Challange: Data overload
There’s no doubt that the data exists on real estate pricing and sales. The challenge is getting access to the most accurate data, and then analyzing it with the best prediction modeling possible. That’s overwhelming for most data scientists, let alone commercial bankers who have other tasks to deal with.
A recent Frost & Sullivan report explained how it is necessary to bridge the gap between data scientists and business pros like those in commercial finance and real estate. “The goal is to help organizations of all types discover and model patterns in their own data (and data they can get), so that profitable optimizations can be made to related business processes and systems,” according to Big Data & Analytics Analyst Sandy Borthick.
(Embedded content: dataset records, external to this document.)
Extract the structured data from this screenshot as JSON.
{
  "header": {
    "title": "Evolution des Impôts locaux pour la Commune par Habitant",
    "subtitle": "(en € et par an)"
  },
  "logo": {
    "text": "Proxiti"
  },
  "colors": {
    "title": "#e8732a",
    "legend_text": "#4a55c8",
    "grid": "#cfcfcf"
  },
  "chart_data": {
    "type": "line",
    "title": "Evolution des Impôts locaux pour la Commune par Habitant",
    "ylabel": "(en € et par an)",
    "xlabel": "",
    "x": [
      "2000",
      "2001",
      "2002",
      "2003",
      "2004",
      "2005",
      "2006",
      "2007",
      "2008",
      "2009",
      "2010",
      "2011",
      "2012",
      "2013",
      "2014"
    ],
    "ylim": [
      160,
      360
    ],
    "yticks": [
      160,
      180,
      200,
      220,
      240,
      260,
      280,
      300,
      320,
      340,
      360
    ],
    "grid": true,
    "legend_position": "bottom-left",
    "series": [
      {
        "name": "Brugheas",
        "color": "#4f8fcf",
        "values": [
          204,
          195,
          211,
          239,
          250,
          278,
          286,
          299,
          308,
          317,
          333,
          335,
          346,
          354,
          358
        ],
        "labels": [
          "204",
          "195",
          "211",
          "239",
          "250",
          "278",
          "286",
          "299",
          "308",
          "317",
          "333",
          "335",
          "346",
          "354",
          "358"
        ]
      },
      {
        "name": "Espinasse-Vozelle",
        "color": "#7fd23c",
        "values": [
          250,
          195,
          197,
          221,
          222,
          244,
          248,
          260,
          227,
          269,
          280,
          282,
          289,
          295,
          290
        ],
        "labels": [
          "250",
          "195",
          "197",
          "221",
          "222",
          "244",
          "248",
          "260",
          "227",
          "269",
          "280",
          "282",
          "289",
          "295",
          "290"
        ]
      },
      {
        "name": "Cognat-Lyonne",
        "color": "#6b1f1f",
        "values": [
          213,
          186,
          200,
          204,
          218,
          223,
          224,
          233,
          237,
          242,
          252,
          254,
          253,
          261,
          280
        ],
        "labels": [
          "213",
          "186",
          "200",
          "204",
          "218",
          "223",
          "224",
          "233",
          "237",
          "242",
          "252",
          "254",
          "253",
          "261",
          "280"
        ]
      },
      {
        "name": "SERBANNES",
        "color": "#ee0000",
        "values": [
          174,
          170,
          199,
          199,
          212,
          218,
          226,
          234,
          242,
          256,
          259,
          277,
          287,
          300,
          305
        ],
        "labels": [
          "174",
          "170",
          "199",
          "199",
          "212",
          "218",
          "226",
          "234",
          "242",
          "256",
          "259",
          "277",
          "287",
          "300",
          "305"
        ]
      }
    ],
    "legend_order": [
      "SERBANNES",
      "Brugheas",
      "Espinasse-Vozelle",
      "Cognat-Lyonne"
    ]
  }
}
Gnowise Solution: Superhuman data analysis
Predictive analytics pulls together massive amounts of data and artificial intelligence to help deliver better value on client investments. With Gnowise predictions, hundreds of data series are taken into account, and this can be combined with other bank data for better user experiences.
Further, Gnowise uses unique machine learning and data science simulations that can be adjusted to factor in the latest economic factors. Combined with all that valuable data and this platform can be considered superhuman.
Early adopters of this technology will have a competitive edge. According to Borthick, “Data is all that matters and financial service providers are being left behind with legacy systems. Large tech firms and FinTech start-ups are leading in all of the major growth services, and data network effects will mean laggards can never catch up.” The banks that adopt the right tools, access the best quality information and that can leverage it to make better customer experiences will be the ones that rise to the top.